One study of 99 patients in the second round included Clozaril from Novartis, which the institute says is "more effective" than other drugs in controlling psychotic symptoms. The median time patients stayed with Clozaril was 10.5 months, whereas the median times for the other drugs didn't exceed 3.3 months. However, Clozaril can cause vicious side effects, such as "life-threatening blood and heart complications."
Researchers said safety monitoring is necessary to detect any side effects. Because of the potential for problems and the monitoring requirements, some patients might be discouraged from trying the drug even though it might be helpful, the National Institute of Mental Health says.

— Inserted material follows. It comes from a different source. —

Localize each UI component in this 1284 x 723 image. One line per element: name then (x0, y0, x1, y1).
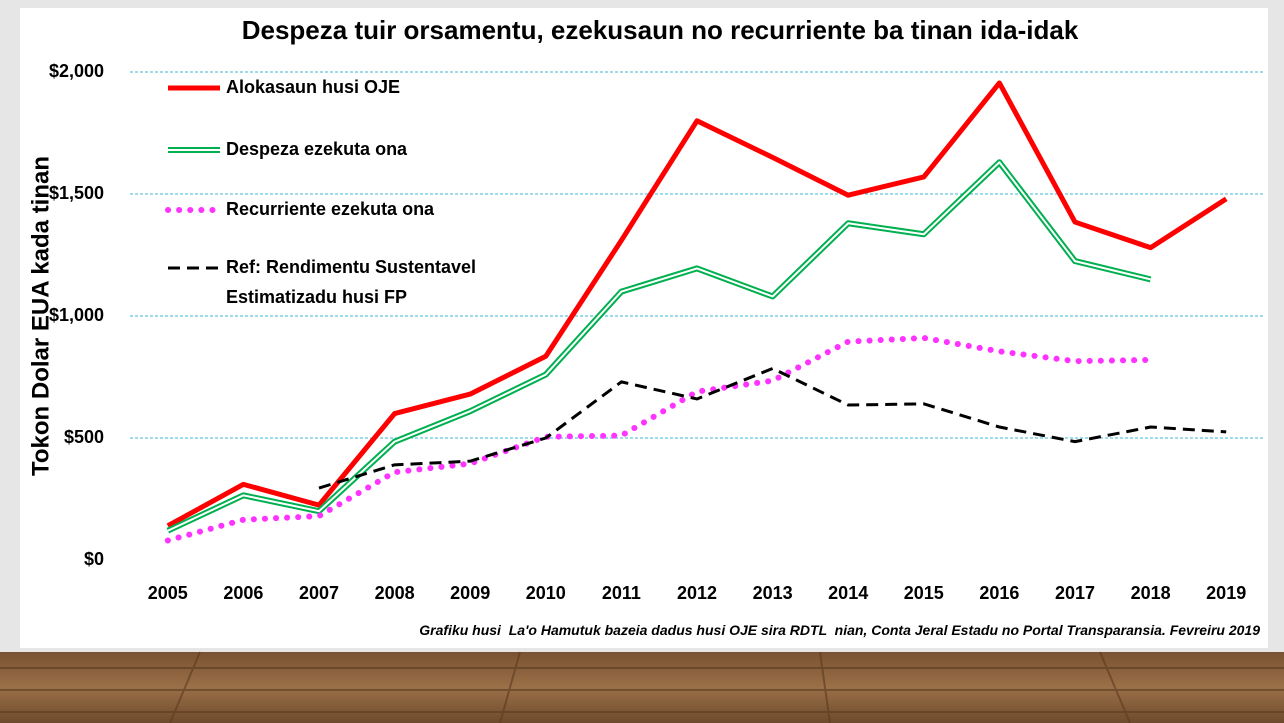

The second round also included a test in which 444 patients were given Zyprexa, Seroquel, Geodon or Risperdal. The study said Risperdal and Zyprexa were, on the whole, more effective than Seroquel and Geodon. The median time for staying on Risperdal was seven months, followed by Zyprexa (6.3 months), Seroquel (four months) and Geodon (2.8 months). Improved effectiveness, rather than reduced side effects, was the reason patients responded more favorably to Risperdal and Zyprexa.
Although CATIE was designed for doctors and patients rather than for investors and analysts, the results leave a gap in comparing the drugs. Abilify from
was excluded because it wasn't approved by the FDA when the study was designed.